Another part of our week were the home visits regarding outpatient follow ups. The clinic follows each patient and their family for six months after discharge to ensure proper feeding. What we witnessed on these visits was surprising. Even though the mothers are being taught about nutrition and the importance of feeding, there was a disconnect between understanding the teaching and actual feeding practices. A lot of these women were not feeding their children appropriately, such as on a schedule or throughout the day. The mothers seemingly had all the supplies amd resources needed-because the clinic provides teaching and free food-and yet the children were not being fed appropriately. Although this might seem unbelievable, we attributed this to deeply ingrained cultural practices. We found it frustrating to know that some children are not being fed however we realize that in Canada we are fortunate to have loved ones around us to teach us basic life skills such as mothering.
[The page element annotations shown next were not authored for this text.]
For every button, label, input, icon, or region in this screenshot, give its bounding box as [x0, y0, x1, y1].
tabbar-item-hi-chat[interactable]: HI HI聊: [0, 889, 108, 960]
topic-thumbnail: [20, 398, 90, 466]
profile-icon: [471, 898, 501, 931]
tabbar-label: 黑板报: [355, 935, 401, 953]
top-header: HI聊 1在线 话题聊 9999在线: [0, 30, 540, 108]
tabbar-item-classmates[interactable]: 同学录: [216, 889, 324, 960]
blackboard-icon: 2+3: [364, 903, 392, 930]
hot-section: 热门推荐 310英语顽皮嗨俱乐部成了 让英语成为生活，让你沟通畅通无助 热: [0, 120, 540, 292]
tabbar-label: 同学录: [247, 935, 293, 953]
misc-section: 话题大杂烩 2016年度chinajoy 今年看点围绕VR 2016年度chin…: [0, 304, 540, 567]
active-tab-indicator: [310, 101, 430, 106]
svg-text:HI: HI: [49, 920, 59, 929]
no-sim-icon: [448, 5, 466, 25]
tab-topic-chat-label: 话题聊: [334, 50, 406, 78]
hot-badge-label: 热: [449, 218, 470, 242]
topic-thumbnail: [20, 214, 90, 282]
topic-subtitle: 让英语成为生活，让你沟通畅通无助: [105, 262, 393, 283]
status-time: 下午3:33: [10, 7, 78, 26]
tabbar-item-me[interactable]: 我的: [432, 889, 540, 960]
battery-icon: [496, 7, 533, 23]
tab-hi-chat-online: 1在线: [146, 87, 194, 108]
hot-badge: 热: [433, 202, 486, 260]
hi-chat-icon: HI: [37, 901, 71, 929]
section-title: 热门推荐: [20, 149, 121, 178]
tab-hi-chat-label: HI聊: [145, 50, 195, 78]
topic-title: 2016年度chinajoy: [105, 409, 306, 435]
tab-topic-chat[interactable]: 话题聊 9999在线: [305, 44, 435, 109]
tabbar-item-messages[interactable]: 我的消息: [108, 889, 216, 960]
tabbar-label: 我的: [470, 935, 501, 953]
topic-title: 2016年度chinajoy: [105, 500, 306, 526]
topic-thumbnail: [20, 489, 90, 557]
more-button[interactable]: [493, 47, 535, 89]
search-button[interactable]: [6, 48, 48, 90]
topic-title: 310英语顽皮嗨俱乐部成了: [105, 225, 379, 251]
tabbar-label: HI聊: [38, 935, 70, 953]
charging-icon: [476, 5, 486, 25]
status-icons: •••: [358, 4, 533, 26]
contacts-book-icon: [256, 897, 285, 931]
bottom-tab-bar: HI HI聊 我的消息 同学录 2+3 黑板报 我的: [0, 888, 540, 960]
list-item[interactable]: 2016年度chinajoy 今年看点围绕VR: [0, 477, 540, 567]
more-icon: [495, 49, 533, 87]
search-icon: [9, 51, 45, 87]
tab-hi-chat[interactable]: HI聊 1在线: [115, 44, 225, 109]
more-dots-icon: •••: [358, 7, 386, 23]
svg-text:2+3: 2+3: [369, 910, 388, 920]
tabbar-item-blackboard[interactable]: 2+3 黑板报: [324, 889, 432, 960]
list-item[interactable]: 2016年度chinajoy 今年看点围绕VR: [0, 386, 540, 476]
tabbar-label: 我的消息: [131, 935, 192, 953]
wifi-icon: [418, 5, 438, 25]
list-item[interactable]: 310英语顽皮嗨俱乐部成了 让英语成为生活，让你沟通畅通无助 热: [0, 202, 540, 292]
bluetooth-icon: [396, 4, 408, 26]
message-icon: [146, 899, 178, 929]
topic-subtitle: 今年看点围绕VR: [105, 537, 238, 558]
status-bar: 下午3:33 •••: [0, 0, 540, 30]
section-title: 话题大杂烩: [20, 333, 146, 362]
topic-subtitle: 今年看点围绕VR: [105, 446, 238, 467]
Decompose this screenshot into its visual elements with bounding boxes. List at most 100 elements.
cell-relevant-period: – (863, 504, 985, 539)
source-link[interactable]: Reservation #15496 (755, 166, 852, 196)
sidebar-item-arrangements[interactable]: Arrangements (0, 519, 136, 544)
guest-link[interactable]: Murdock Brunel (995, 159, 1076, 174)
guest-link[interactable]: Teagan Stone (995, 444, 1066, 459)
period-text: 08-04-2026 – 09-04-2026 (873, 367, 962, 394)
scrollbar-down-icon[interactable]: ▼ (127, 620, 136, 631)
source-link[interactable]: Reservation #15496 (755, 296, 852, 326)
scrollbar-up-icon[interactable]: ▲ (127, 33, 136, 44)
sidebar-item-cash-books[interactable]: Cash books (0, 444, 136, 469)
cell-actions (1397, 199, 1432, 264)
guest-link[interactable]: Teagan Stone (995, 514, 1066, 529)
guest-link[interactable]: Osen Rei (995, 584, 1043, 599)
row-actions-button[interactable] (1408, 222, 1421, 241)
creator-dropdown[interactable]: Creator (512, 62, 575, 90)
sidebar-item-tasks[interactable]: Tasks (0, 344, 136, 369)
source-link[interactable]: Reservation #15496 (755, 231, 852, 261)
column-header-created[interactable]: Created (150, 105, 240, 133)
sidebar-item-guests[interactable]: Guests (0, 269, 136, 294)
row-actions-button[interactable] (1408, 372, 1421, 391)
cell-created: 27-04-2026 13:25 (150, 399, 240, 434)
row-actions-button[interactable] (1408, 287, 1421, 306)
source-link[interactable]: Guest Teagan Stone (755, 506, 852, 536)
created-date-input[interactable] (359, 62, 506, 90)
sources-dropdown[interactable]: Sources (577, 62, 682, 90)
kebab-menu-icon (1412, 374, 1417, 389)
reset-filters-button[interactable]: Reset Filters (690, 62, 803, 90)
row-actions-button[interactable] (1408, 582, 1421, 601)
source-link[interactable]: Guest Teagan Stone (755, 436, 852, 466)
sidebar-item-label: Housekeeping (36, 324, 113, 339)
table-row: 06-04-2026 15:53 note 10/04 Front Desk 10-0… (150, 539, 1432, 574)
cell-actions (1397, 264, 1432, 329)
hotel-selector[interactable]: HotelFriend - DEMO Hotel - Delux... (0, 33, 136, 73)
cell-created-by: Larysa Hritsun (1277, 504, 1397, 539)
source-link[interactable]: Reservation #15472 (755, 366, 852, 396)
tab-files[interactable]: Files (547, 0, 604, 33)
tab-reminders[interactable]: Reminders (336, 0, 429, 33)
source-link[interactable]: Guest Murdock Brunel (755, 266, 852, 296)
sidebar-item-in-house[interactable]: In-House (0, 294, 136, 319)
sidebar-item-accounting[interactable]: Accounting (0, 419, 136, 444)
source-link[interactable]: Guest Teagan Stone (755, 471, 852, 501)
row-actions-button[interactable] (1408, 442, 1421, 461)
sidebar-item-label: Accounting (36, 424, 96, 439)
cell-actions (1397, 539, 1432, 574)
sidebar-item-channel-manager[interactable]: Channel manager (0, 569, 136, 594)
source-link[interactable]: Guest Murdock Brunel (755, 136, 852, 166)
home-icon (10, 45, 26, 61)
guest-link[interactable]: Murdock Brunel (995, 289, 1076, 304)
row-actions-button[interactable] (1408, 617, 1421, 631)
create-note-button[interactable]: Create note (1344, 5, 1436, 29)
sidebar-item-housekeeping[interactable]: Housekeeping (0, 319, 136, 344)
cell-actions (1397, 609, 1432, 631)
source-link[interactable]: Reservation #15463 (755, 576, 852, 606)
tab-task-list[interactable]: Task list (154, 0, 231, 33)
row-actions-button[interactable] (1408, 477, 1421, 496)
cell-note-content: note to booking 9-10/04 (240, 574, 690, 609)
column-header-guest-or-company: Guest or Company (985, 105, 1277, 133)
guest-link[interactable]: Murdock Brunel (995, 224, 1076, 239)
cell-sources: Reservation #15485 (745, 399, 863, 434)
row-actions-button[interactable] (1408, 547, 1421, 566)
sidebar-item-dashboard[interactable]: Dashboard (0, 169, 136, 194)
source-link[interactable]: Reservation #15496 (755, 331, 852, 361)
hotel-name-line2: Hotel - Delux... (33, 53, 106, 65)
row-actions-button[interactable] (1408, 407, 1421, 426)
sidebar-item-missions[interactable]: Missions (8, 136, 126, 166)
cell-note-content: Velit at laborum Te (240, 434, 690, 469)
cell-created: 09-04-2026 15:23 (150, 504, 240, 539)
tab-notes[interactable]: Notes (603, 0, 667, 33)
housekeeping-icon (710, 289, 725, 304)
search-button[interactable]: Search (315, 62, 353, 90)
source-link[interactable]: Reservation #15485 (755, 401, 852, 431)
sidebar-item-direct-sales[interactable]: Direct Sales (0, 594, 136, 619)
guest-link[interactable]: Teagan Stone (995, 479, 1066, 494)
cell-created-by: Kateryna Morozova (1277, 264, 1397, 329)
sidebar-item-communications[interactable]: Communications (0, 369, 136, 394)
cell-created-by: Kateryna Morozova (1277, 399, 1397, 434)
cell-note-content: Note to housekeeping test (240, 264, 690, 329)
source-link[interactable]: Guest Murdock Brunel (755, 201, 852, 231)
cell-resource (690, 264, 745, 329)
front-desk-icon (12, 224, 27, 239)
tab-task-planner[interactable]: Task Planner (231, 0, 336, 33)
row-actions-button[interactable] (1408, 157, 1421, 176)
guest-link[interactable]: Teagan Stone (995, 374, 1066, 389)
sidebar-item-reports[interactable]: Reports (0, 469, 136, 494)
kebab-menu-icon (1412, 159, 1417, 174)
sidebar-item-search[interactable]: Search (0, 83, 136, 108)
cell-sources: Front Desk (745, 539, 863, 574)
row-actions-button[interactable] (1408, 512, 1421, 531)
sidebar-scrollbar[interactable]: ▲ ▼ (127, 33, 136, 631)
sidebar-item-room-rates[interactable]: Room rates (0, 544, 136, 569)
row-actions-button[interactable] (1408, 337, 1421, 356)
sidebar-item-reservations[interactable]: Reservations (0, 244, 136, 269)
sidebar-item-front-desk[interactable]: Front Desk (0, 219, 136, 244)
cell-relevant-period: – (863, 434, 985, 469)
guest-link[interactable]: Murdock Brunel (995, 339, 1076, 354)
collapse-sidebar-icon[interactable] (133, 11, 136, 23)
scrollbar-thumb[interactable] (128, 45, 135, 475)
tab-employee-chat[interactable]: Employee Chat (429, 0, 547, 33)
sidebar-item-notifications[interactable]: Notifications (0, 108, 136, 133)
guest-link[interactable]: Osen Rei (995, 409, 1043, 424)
We also have a great health care system that supports and educates expecting mothers from the beginning of their pregnancy to post pregnancy. A lot of these mothers are young, such as age 15, and may not have the support or family alive to help teach basic life skills. This was a big culture shock for us as it was hard to not only understand their lifestyle but be compassionate towards it. Mostly we have learned that we take for granted the simple things in life, and not realize that these simple things can have such a big impact. We are feeling especially thankful for our friends and family back home. :)
Dr. Lisette and Gillian assessing Nawa.
A typical scene during the home visits - we would meet outside of their houses that were made of straw or mud.
Doing some teaching on TB while the patients wait in the clinic.